On the heels of Bill.com’s debut, Chicago-based social media software company Sprout Social priced its IPO last night at $17 per share, in the middle of its proposed $16 to $18 per-share range. Selling 8.8 million shares, Sprout raised just under $150 million in its debut.
Underwriters have the option to purchase an additional 1.3 million shares if they so choose.
The IPO is a good result for the company’s investors (Lightbank, New Enterprise Associates, Goldman Sachs and Future Fund), but also for Chicago, a growing startup scene that doesn’t often get its due in the public mind.
At $17 per share, not including the possible underwriter option, Sprout Social is worth about $814 million.

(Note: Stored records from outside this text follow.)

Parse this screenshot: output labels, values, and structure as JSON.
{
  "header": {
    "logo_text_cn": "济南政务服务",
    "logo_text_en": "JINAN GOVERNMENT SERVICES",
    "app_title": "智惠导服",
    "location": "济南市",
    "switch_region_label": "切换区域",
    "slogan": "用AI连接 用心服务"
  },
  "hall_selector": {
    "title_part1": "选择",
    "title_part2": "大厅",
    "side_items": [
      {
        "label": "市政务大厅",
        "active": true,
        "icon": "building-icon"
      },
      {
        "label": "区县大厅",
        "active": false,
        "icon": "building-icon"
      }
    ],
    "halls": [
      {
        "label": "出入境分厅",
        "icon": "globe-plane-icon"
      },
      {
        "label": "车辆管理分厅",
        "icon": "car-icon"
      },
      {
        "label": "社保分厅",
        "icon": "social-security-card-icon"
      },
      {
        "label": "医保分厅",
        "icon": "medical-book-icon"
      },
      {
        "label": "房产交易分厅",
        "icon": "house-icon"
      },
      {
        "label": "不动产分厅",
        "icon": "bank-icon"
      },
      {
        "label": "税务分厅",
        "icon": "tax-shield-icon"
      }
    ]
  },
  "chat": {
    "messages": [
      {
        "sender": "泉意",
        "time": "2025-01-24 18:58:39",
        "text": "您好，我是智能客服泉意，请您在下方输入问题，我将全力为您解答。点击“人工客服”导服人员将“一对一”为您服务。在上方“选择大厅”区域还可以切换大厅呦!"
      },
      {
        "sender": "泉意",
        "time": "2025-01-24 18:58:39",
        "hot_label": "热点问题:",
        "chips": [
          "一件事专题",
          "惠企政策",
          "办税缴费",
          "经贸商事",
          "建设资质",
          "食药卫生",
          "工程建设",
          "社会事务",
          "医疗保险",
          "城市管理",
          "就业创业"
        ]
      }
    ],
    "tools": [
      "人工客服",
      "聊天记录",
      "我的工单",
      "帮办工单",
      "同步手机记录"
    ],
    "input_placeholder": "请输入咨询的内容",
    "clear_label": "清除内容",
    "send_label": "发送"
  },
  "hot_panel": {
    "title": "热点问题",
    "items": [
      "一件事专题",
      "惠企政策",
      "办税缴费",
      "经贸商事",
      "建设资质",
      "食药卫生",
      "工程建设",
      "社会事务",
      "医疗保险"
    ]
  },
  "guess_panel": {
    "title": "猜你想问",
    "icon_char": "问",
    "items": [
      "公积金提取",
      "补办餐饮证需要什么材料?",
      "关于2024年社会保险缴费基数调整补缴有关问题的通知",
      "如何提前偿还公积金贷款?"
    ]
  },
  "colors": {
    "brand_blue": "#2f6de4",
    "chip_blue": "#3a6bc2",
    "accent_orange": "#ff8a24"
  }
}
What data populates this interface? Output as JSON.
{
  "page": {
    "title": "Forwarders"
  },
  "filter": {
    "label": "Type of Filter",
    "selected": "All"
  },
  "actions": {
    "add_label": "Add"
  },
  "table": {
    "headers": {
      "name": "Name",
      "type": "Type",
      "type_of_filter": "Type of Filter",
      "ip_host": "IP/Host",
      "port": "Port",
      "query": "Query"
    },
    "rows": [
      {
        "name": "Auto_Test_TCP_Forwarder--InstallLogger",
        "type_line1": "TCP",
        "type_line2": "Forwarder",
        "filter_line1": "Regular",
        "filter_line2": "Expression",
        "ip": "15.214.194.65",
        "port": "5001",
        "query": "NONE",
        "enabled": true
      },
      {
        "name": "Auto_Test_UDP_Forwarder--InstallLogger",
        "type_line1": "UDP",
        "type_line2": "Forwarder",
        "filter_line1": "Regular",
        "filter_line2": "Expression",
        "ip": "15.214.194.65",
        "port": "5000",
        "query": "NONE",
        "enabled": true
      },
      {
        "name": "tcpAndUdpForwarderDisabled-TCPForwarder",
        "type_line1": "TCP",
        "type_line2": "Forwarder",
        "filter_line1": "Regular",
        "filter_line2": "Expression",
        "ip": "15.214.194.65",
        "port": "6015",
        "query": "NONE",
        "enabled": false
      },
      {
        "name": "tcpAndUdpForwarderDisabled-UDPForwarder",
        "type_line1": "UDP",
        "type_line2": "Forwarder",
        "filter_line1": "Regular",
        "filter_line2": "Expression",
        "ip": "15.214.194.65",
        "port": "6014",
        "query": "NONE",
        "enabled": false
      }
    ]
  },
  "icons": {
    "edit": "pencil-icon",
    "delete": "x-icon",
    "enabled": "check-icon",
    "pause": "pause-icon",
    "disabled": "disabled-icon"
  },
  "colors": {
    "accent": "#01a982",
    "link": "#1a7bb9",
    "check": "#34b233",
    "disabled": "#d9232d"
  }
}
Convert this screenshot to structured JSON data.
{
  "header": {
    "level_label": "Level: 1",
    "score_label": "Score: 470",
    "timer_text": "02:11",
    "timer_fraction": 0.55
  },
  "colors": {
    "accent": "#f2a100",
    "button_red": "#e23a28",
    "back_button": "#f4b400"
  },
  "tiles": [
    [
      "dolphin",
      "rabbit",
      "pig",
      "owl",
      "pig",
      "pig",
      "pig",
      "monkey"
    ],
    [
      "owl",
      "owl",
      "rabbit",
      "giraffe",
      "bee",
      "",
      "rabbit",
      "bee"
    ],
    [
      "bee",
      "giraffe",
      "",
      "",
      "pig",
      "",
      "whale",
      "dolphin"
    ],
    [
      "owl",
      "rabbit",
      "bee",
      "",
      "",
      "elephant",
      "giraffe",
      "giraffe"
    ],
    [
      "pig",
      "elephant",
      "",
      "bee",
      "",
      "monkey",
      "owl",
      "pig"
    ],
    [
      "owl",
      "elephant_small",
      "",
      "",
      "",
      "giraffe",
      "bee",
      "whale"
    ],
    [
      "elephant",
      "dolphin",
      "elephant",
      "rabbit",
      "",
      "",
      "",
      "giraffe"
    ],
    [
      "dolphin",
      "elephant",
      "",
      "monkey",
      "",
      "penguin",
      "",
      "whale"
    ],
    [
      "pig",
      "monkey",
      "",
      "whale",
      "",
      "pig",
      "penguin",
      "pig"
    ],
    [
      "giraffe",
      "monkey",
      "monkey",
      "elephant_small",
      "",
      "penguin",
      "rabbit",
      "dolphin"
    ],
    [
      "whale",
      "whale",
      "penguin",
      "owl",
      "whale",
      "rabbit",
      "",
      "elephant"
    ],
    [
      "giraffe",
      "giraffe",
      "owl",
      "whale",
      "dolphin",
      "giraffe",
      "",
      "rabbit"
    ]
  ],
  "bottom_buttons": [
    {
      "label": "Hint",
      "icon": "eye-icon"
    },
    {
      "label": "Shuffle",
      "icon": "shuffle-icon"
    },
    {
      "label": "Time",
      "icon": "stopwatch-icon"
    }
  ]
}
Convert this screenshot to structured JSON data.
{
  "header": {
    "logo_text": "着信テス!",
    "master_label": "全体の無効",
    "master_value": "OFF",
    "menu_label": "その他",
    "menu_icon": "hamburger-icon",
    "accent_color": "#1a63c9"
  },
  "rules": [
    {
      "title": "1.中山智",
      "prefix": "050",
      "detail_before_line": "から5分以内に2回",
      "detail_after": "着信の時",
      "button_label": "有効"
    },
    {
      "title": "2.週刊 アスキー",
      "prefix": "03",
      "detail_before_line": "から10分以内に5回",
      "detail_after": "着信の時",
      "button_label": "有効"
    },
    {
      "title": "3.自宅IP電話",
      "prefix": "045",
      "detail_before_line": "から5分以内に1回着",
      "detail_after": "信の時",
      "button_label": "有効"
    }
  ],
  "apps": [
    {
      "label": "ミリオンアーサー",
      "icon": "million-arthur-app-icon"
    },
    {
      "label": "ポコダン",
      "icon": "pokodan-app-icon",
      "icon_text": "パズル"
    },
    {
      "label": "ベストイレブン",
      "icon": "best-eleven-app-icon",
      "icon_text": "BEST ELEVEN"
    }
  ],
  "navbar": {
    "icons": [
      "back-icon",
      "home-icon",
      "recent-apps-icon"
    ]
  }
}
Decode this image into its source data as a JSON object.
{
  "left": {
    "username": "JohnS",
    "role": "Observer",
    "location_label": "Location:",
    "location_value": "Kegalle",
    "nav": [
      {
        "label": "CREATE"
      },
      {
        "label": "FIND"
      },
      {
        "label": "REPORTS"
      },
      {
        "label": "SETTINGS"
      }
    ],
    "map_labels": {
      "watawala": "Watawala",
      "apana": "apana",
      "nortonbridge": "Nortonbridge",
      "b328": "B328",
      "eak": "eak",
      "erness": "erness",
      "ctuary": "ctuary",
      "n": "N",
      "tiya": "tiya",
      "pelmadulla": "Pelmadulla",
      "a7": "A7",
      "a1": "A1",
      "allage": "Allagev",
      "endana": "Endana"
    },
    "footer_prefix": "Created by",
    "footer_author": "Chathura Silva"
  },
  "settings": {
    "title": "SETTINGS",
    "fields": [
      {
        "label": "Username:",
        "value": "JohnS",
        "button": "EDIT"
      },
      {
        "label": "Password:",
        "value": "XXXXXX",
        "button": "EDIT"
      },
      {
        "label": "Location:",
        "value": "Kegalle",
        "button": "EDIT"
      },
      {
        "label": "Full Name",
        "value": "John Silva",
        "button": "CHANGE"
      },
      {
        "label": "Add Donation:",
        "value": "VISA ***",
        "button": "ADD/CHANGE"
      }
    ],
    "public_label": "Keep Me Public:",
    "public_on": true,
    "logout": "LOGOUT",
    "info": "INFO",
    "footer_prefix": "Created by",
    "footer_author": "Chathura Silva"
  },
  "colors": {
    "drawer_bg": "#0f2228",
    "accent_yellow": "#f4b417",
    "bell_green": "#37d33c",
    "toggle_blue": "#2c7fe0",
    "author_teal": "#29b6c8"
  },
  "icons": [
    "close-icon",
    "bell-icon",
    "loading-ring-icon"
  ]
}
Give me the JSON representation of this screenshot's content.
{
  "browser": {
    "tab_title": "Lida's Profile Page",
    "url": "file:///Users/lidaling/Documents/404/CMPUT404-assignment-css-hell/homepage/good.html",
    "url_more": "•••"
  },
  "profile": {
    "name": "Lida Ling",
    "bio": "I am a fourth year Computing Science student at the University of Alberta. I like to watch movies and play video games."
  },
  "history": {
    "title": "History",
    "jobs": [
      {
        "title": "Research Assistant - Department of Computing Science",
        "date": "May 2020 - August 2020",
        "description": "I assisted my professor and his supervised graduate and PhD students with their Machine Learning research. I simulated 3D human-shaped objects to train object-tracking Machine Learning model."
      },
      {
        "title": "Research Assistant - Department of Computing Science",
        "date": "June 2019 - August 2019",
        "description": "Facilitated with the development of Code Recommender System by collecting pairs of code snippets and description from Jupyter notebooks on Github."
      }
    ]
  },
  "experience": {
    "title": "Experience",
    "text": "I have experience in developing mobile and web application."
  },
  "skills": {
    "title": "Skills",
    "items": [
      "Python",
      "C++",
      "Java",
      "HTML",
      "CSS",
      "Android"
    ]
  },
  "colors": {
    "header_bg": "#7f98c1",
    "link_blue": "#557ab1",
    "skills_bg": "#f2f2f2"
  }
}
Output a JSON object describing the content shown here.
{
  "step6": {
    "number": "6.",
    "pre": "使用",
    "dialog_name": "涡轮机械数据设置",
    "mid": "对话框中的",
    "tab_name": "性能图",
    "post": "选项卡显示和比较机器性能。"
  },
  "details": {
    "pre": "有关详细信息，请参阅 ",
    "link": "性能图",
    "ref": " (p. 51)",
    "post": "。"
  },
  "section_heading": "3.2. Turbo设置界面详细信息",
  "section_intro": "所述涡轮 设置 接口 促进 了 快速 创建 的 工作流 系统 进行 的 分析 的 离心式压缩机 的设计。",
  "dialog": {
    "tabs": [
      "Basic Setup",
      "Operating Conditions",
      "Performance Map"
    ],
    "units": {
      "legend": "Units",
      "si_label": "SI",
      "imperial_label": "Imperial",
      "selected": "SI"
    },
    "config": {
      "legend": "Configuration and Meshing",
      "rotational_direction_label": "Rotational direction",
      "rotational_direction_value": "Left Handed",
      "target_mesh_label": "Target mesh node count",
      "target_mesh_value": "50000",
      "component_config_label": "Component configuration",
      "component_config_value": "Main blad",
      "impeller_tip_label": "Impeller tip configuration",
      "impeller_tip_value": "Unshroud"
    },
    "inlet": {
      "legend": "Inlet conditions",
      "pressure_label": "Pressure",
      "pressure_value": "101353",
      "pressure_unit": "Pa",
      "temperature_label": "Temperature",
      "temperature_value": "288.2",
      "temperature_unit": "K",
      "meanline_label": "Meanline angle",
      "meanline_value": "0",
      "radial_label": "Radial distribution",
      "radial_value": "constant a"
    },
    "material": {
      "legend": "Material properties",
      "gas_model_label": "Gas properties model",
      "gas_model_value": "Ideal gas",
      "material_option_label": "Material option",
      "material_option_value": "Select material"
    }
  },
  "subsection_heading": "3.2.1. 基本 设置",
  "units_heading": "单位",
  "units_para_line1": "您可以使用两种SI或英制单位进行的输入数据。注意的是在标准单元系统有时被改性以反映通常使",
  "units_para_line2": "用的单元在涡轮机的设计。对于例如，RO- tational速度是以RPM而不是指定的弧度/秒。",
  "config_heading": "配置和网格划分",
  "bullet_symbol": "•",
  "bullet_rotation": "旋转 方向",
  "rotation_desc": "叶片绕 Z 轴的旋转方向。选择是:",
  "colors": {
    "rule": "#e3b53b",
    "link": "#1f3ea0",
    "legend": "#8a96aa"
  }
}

That’s just a hair over its final private valuation set during its $40.5 million Series D in December of 2018. That particular investment valued Sprout at $800.5 million, according to Crunchbase data.
Sprout’s debut is interesting for a few reasons. First, the company raised just a little over $110 million while private, and will generate over $100 million in trailing GAAP revenue this year. In effect, Sprout Social used less than $110 million to build up over $100 million in annual recurring revenue (ARR) — the firm reached the $100 million ARR mark between Q2 and Q3 of 2019. That’s a remarkably efficient result for the unicorn era.
And the company is interesting, as it gives us a look at how investors value slower-growth SaaS companies. As we’ve written, Sprout Social grew by a little over 30% in the first three quarters of 2019. That’s a healthy rate, but not as fast as, say, Bill.com . (Bill.com’s strong market response puts its own growth rate in context.)
Thinking very loosely, Sprout Social closed Q3 2019 with ARR of about $105 million. Worth $814 million now, we can surmise that Sprout priced at an ARR multiple of about 7.75x. That’s a useful benchmark for private companies that sell software: If you want a higher multiple when you go public, you’ll have to grow a little faster.
All the same, the IPO is a win for Chicago, and a win for the company’s investors. We’ll update this piece later with how the stock performs, once it begins to trade.